Beza
Offline
Płeć:
Wiek: 43
MO: przerwa
Wiedza:
Skąd: łódzkie
Wiadomości: 559
|
|
« : 16-07-2012, 13:58 » |
|
Dwa tygodnie temu mój mąż pośliznął się i przewrócił bokiem na murek. Wskutek czego ledwo się ruszał, ale się ruszał. Chodził do pracy, bolało, ale dawał radę. Do lekarza poszedł po kilku dniach, bo za bardzo mu trułam, żeby zrobił prześwietlenie.
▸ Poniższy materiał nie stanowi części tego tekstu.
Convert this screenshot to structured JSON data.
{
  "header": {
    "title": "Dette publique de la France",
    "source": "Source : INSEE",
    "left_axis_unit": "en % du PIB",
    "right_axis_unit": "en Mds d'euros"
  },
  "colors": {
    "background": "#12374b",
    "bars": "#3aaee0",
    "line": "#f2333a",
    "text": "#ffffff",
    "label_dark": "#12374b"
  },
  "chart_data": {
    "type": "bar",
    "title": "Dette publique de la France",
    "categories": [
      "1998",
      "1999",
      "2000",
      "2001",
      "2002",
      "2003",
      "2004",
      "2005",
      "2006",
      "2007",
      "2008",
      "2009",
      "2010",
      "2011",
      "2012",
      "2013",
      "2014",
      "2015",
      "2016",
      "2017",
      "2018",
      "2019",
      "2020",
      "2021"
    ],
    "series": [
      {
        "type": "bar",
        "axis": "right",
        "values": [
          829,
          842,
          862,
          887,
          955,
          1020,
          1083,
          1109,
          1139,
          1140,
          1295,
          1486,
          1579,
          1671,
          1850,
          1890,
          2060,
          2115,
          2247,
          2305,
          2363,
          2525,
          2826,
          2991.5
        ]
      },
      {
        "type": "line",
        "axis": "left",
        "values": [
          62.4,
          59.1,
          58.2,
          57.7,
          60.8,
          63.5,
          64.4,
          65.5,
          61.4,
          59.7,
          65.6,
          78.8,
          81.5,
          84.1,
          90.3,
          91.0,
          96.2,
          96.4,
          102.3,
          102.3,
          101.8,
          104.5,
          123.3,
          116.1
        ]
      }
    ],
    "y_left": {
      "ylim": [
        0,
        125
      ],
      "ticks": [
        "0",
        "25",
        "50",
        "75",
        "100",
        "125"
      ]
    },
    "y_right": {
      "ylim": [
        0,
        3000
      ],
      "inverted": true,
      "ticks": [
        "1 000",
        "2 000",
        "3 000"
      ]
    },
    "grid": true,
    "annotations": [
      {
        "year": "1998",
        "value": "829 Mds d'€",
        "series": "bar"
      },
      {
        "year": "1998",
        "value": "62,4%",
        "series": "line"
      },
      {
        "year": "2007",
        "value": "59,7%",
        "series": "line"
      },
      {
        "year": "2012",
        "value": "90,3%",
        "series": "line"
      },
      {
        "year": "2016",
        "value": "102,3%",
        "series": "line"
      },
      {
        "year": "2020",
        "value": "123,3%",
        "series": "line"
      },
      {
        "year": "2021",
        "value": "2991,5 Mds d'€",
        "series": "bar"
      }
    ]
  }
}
Ale prześwietlenia i tak nie zrobił, bo dochtór stwierdził, że jest niepotrzebne. Żadnego siniaka, obrzęku... Tylko tkliwość podczas dotyku. Właściwie to już o tym zapomniał, aż do dzisiaj. W nocy chciał się przekręcić na prawą stronę. Owszem zrobił to, ale usłyszał jakieś chrupnięcie i poczuł potworny ból. Nie mógł się ruszać, problemy z oddychaniem etc. Rano przyjechała karetka, zrobili saturacje, zmierzyli ciśnienie, podali dożylnie ketonal i pojechali. Na 17 jedzie na rtg bo ból jest potężny, boję, żeby to żebro w coś mu się nie wbiło. Bo tak to go jeszcze nie bolało. Czym mogę wspomóc gojenie się tego urazu. Właściwie co dokładnie się stało będę wiedziało po 17, ale chciałabym mu pomóc. Póki co ketonal pomaga tylko na chwilę i powierzchownie.